The medal, Karina says, has been a long time coming.

It was back in 2009 that things started to turn in her favour. At the World Archery Indoor Championships in Rzeszow, Poland, she won her first gold medal in international recurve competition.

“The most important thing is that I wasn’t satisfied with my shooting before Rzeszow,” she says. “I had technical issues and my confidence wasn’t the best.”

When she arrived in Poland, her mood changed completely. As soon as she shot at the practice range, that emotion – the fire she described in Baku – returned and Karina remembers telling her coach: “There she is again.”

With a personal best of 585 out of 600 for the 18-metre ranking round, Winter placed fourth in qualification before making her way through the brackets.

She came up against Berengere Schuh of France in the semifinals.
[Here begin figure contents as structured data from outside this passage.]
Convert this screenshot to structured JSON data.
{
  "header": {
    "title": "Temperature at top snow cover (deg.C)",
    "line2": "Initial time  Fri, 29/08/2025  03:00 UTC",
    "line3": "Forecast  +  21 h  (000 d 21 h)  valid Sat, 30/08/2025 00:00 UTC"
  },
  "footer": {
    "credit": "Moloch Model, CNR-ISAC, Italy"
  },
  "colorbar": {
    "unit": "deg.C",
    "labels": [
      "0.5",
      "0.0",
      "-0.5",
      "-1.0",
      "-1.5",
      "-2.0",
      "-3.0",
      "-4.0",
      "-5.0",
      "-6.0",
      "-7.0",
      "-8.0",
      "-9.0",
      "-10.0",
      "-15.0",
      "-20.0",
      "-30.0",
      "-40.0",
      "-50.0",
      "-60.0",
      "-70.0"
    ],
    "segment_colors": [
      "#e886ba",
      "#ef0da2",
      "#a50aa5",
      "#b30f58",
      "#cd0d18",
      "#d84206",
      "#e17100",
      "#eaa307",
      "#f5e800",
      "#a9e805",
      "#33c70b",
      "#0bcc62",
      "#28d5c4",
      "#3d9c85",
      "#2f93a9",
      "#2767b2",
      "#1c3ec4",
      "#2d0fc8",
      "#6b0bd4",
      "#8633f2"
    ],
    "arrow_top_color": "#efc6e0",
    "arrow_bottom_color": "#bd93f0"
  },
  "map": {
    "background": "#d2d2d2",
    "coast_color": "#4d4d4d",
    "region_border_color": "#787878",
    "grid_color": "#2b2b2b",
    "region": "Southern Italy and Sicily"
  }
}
Schuh was the top seed and had set a new world record of 592 during qualification – a record that still stands in 2015. Karina won the match by two points, 118-116.

(Indoor head-to-head matches were decided by 12-arrow cumulative score at that time.)

 “In the gold medal match I met Natalia Valeeva,” she says. “I had never shot with or against her before. All I knew was that she was a veteran and multiple world champion.”

Remembering she focused on shooting her arrows just like she had in the previous phases, Winter’s match with Valeeva ran tight to the last arrow. It got exciting, she says. The final score was 114 to 113.

“I won gold against Natalia. The moment was unbelievable, incredible and just awesome. She was and is one of the best archers on this planet.”

With qualification for Rio 2016 on the horizon, Winter recalls her qualification campaigns for previous Games with disappointment: “It was strange and sad not to qualify in 2008 and 2012.”

Her drive is undeniable in the quest for the next Olympiad.

“I want to qualify for Rio,” she states. “Not just because it’s my third try, but because I feel the time is right.”

Winter just completed a university masters degree in March 2015. She wanted the studies to be finished before the pre-Olympic season started so she could concentrate fully on competition.

Interestingly, Karina’s first competitive love was not archery. She started gymnastics at the age of five before quitting six years later, aged 11, because of an accident and after which doctors discovered she had been born with a back injury.

She still has a soft spot for that sport: “Whenever I watch gymnastics on television or in person my heart starts pumping – and I get that same feeling I had in Rzeszow and Baku when winning the competitions. I’m filled with happiness and joy.”

“The day before I won gold in Baku I went to watch the gymnastics finals. I felt incredibly powerful. Watching gymnastics and winning archery gold feels the same to me, strangely enough.”

Even though she had to leave her first sport, she still loves it – and it brought her to archery.

“There’s a connection and home is where the heart is,” she concludes. “So maybe when I qualify for Rio, I will watch gymnastics again. Two lovely sports, together again, reunited in Rio.”